La nuit. Pleine lune au-dessus de nos têtes. Je me mets à t’écrire sous sa lumière.

Elle brille telle­ment joli­ment. Elle n’a même pas réus­si à se cacher. Elle est der­rière les nuages, mais son halo la dévoile, dans toute sa nudité. Si belle, si pré­cieuse, toute blanche. Sa lumière perce les nuages, se dis­perse partout et crée une ambiance étrange, une magie trans­par­ente. Comme si j’étais dehors, quelque part, il y a des mil­liers d’années, et que, depuis le zénith, je regar­dais cet ins­tant. Sa lumière embel­lit telle­ment ces bar­belés hideux.

Cela m’amène à penser à la rai­son du dégoût qu’on peut ressen­tir devant la laideur. En fait, en regardant

bien, les bar­belés ne sont pas si dis­gra­cieux. Enchevêtrés, mis en forme par l’intervention humaine. Ils se tien­nent là, silen­cieux et calme, offerts à l’émotion. Sim­ples bar­belés. Objet dont le nom, à peine pronon­cé, fait se refer­mer nos vis­ages et dire « c’est moche ». Objet util­isé pour mar­quer les fron­tières, divis­er, définir les espaces et qui, dès qu’on en out­repasse les lim­ites, nous punit de ses pointes.

Mais je m’arrête et je regarde main­tenant ; et cet affreux fil de fer orné de piques me paraît si inno­cent et inof­fen­sif que je n’arrive même pas à être en colère con­tre lui.
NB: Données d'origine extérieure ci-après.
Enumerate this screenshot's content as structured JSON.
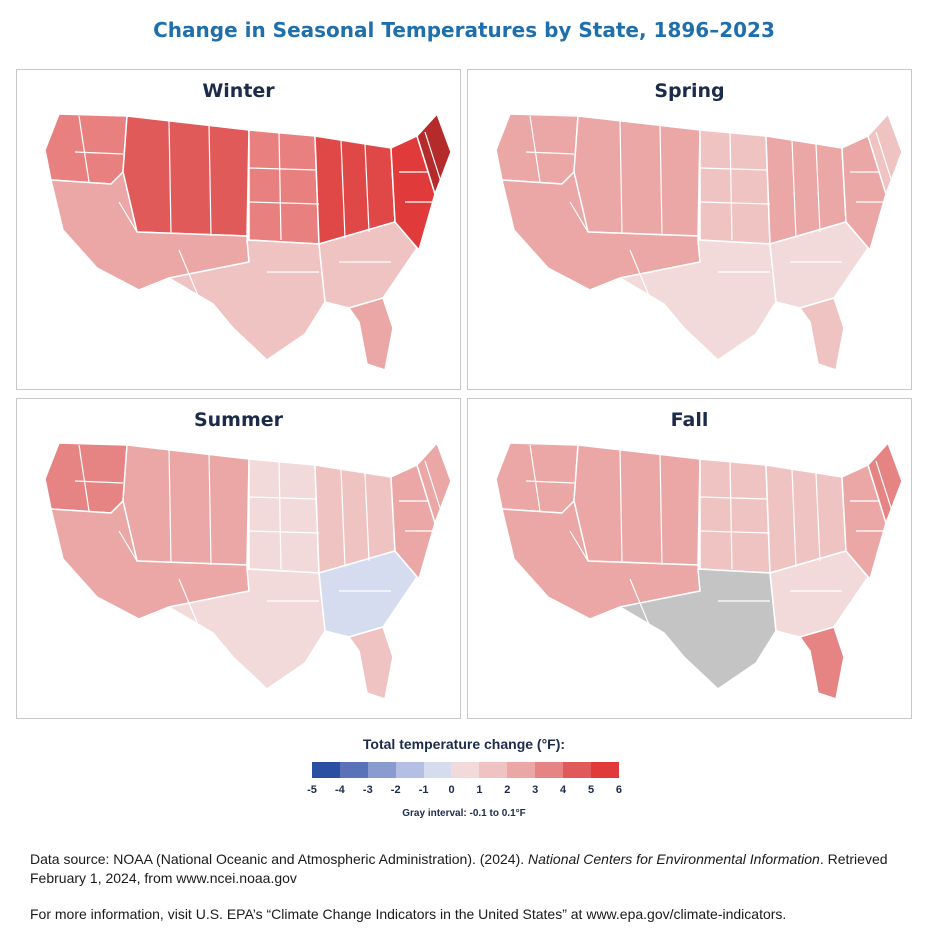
{
  "title": "Change in Seasonal Temperatures by State, 1896–2023",
  "panels": [
    {
      "season": "Winter"
    },
    {
      "season": "Spring"
    },
    {
      "season": "Summer"
    },
    {
      "season": "Fall"
    }
  ],
  "legend": {
    "title": "Total temperature change (°F):",
    "ticks": [
      "-5",
      "-4",
      "-3",
      "-2",
      "-1",
      "0",
      "1",
      "2",
      "3",
      "4",
      "5",
      "6"
    ],
    "colors": [
      "#2a4fa3",
      "#5a72b8",
      "#8a9bd0",
      "#b4bfe3",
      "#d6dcf0",
      "#f3dada",
      "#f0c3c3",
      "#eba6a6",
      "#e68484",
      "#e05a5a",
      "#e03a3a",
      "#b52a2a"
    ],
    "gray_note": "Gray interval: -0.1 to 0.1°F",
    "gray_color": "#c4c4c4"
  },
  "source": {
    "prefix": "Data source: NOAA (National Oceanic and Atmospheric Administration). (2024). ",
    "italic": "National Centers for Environmental Information",
    "suffix": ". Retrieved February 1, 2024, from www.ncei.noaa.gov"
  },
  "more_info": "For more information, visit U.S. EPA’s “Climate Change Indicators in the United States” at www.epa.gov/climate-indicators.",
  "regions": [
    "pnw",
    "mountain",
    "southwest",
    "plains",
    "south",
    "midwest",
    "southeast",
    "northeast",
    "newengland",
    "florida"
  ],
  "season_region_colors": {
    "Winter": {
      "pnw": "#e98080",
      "mountain": "#e05a5a",
      "southwest": "#eba6a6",
      "plains": "#e98080",
      "south": "#f0c3c3",
      "midwest": "#e04848",
      "southeast": "#f0c3c3",
      "northeast": "#e03a3a",
      "newengland": "#b52a2a",
      "florida": "#eba6a6"
    },
    "Spring": {
      "pnw": "#eba6a6",
      "mountain": "#eba6a6",
      "southwest": "#eba6a6",
      "plains": "#f0c3c3",
      "south": "#f3dada",
      "midwest": "#eba6a6",
      "southeast": "#f3dada",
      "northeast": "#eba6a6",
      "newengland": "#f0c3c3",
      "florida": "#f0c3c3"
    },
    "Summer": {
      "pnw": "#e68484",
      "mountain": "#eba6a6",
      "southwest": "#eba6a6",
      "plains": "#f3dada",
      "south": "#f3dada",
      "midwest": "#f0c3c3",
      "southeast": "#d6dcf0",
      "northeast": "#eba6a6",
      "newengland": "#eba6a6",
      "florida": "#f0c3c3"
    },
    "Fall": {
      "pnw": "#eba6a6",
      "mountain": "#eba6a6",
      "southwest": "#eba6a6",
      "plains": "#f0c3c3",
      "south": "#c4c4c4",
      "midwest": "#f0c3c3",
      "southeast": "#f3dada",
      "northeast": "#eba6a6",
      "newengland": "#e68484",
      "florida": "#e68484"
    }
  }
}
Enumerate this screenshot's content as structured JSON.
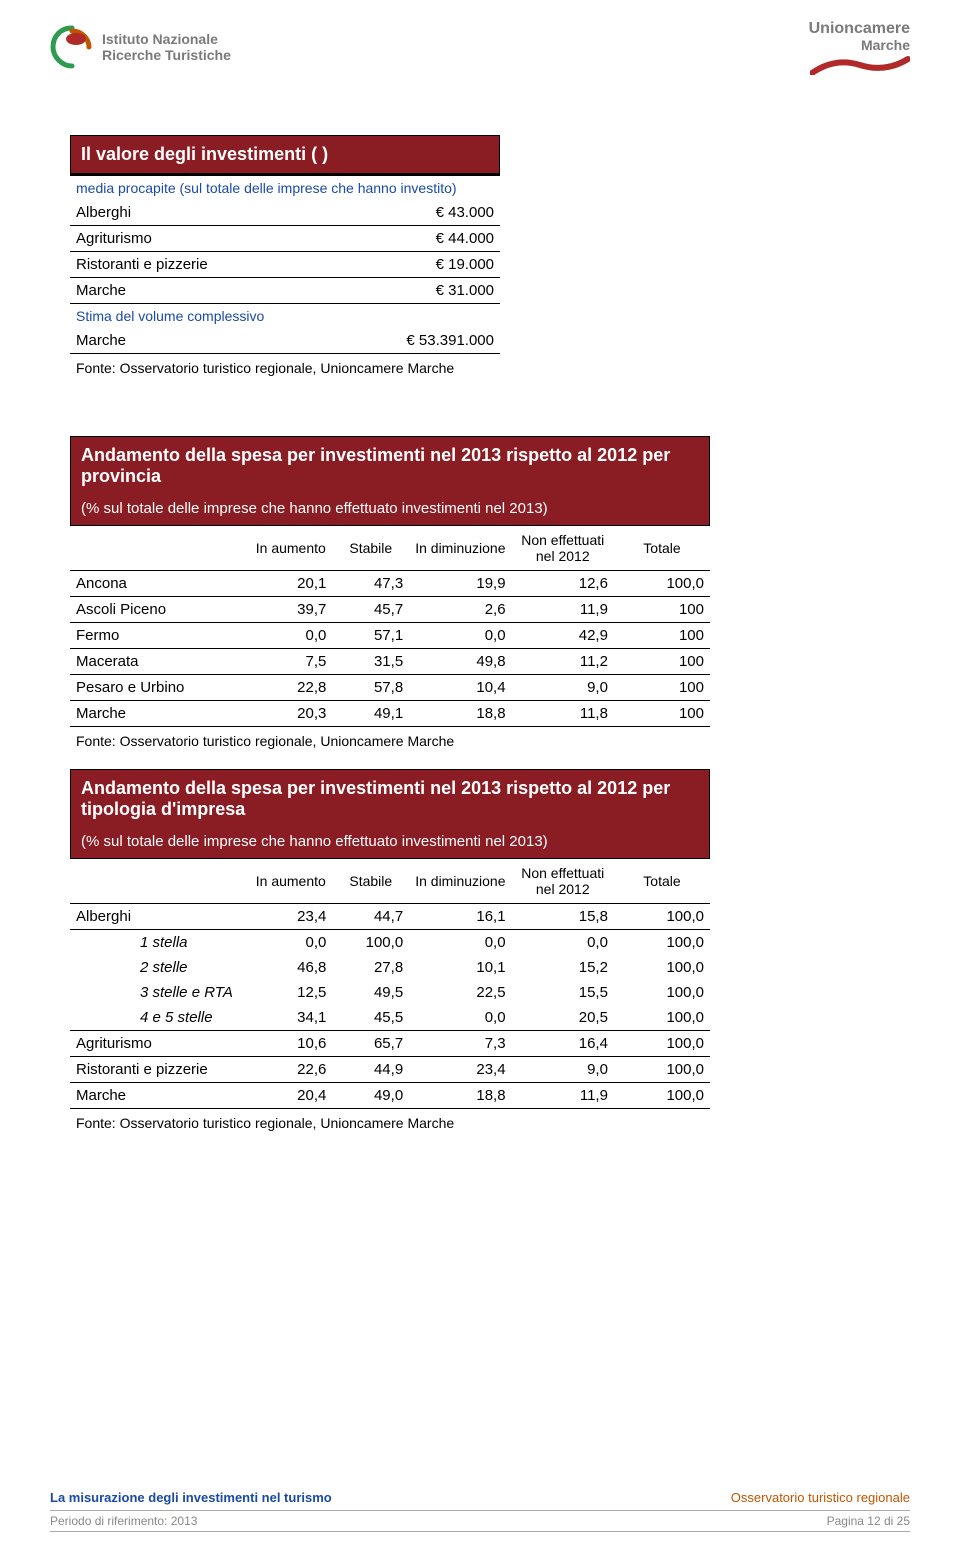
{
  "header": {
    "left_logo_line1": "Istituto Nazionale",
    "left_logo_line2": "Ricerche Turistiche",
    "right_logo_line1": "Unioncamere",
    "right_logo_line2": "Marche"
  },
  "colors": {
    "headerbg": "#8a1c24",
    "headerfg": "#ffffff",
    "subheader": "#1a4aa8",
    "footer_left": "#1a4aa8",
    "footer_right": "#c05500"
  },
  "table1": {
    "title": "Il valore degli investimenti ( )",
    "subtitle": "media procapite (sul totale delle imprese che hanno investito)",
    "rows": [
      {
        "label": "Alberghi",
        "value": "€ 43.000"
      },
      {
        "label": "Agriturismo",
        "value": "€ 44.000"
      },
      {
        "label": "Ristoranti e pizzerie",
        "value": "€ 19.000"
      },
      {
        "label": "Marche",
        "value": "€ 31.000"
      }
    ],
    "sub2": "Stima del volume complessivo",
    "totalrow": {
      "label": "Marche",
      "value": "€ 53.391.000"
    },
    "fonte": "Fonte: Osservatorio turistico regionale, Unioncamere Marche"
  },
  "table2": {
    "title": "Andamento della spesa per investimenti nel 2013 rispetto al 2012 per provincia",
    "sub": "(% sul totale delle imprese che hanno effettuato investimenti nel 2013)",
    "cols": [
      "",
      "In aumento",
      "Stabile",
      "In diminuzione",
      "Non effettuati nel 2012",
      "Totale"
    ],
    "rows": [
      {
        "c": [
          "Ancona",
          "20,1",
          "47,3",
          "19,9",
          "12,6",
          "100,0"
        ]
      },
      {
        "c": [
          "Ascoli Piceno",
          "39,7",
          "45,7",
          "2,6",
          "11,9",
          "100"
        ]
      },
      {
        "c": [
          "Fermo",
          "0,0",
          "57,1",
          "0,0",
          "42,9",
          "100"
        ]
      },
      {
        "c": [
          "Macerata",
          "7,5",
          "31,5",
          "49,8",
          "11,2",
          "100"
        ]
      },
      {
        "c": [
          "Pesaro e Urbino",
          "22,8",
          "57,8",
          "10,4",
          "9,0",
          "100"
        ]
      },
      {
        "c": [
          "Marche",
          "20,3",
          "49,1",
          "18,8",
          "11,8",
          "100"
        ]
      }
    ],
    "fonte": "Fonte: Osservatorio turistico regionale, Unioncamere Marche"
  },
  "table3": {
    "title": "Andamento della spesa per investimenti nel 2013 rispetto al 2012 per tipologia d'impresa",
    "sub": "(% sul totale delle imprese che hanno effettuato investimenti nel 2013)",
    "cols": [
      "",
      "In aumento",
      "Stabile",
      "In diminuzione",
      "Non effettuati nel 2012",
      "Totale"
    ],
    "rows": [
      {
        "c": [
          "Alberghi",
          "23,4",
          "44,7",
          "16,1",
          "15,8",
          "100,0"
        ],
        "indent": false,
        "sep": true
      },
      {
        "c": [
          "1 stella",
          "0,0",
          "100,0",
          "0,0",
          "0,0",
          "100,0"
        ],
        "indent": true
      },
      {
        "c": [
          "2 stelle",
          "46,8",
          "27,8",
          "10,1",
          "15,2",
          "100,0"
        ],
        "indent": true
      },
      {
        "c": [
          "3 stelle e RTA",
          "12,5",
          "49,5",
          "22,5",
          "15,5",
          "100,0"
        ],
        "indent": true
      },
      {
        "c": [
          "4 e 5 stelle",
          "34,1",
          "45,5",
          "0,0",
          "20,5",
          "100,0"
        ],
        "indent": true
      },
      {
        "c": [
          "Agriturismo",
          "10,6",
          "65,7",
          "7,3",
          "16,4",
          "100,0"
        ],
        "sep": true,
        "septop": true
      },
      {
        "c": [
          "Ristoranti e pizzerie",
          "22,6",
          "44,9",
          "23,4",
          "9,0",
          "100,0"
        ],
        "sep": true
      },
      {
        "c": [
          "Marche",
          "20,4",
          "49,0",
          "18,8",
          "11,9",
          "100,0"
        ],
        "sep": true
      }
    ],
    "fonte": "Fonte: Osservatorio turistico regionale, Unioncamere Marche"
  },
  "footer": {
    "left_title": "La misurazione degli investimenti nel turismo",
    "right_title": "Osservatorio turistico regionale",
    "period": "Periodo di riferimento: 2013",
    "page": "Pagina 12 di 25"
  }
}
Il a l’air de dire : « Je n’y suis pour rien, c’est eux qui m’ont ren­du comme cela. » J’ai l’impression de décou­vrir son aspect naïf et pur. Comme une femme à la dérive dans le courant de l’idéologie qui la marchan­dise depuis des mil­liers d’années, et qui se révolterait soudain en dis­ant : « Je n’y suis pour rien, ce sont les hommes qui m’ont ren­due ain­si. » Le cri serait le même cri. Alors, en qual­i­fi­ant ce fil bar­belé de « laid », ne com­met­trais-je pas une injus­tice ? Comme ils sont inter­venus sur tout, ils ont joué aus­si avec sa chimie et l’ont instal­lé sur nos têtes. Cela me démon­tre que se retourn­er sans cesse con­tre lui, le regarder pour le maudire, c’est se tromper de cible. Cette nuit, ces bar­belés sont telle­ment inno­cents. Lavés par les rayons de lune, leur ombre se pro­jette sur les murs de la prom­e­nade, comme des femmes qui dansent. Ils bril­lent de plus belle, les bar­belés sans vie, les sen­tinelles de ma condamnation.

Zehra Doğan
29 mai 2018 Prison de Diyarbakır

Nous appelons donc tous les sou­tiens de Zehra Doğan et à tra­vers elle de ses amies pris­on­nières poli­tiques en Turquie, à un ren­dez-vous noc­turne de solidarité.

Dif­férent des ini­tia­tives sol­idaires habituelles, il se déroulera sous la lumière de la lune, qui sera la déesse mar­raine de ce rendez-vous.

Sor­cières, dryades, fées, femmes, fémin­istes, poètes,

Magi­ciens, lutins, enchanteurs et chanteurs,

Partout où nous sommes, allons à la ren­con­tre de la mar­raine, ne serait-ce que quelques min­utes, envoyons nos mes­sages de sou­tien, du courage et de l’én­ergie par l’en­trem­ise d’une lune, qui les trans­portera jusqu’à celles qui, der­rière les bar­reaux, atten­dront les yeux posés sur l’as­tre en plénitude.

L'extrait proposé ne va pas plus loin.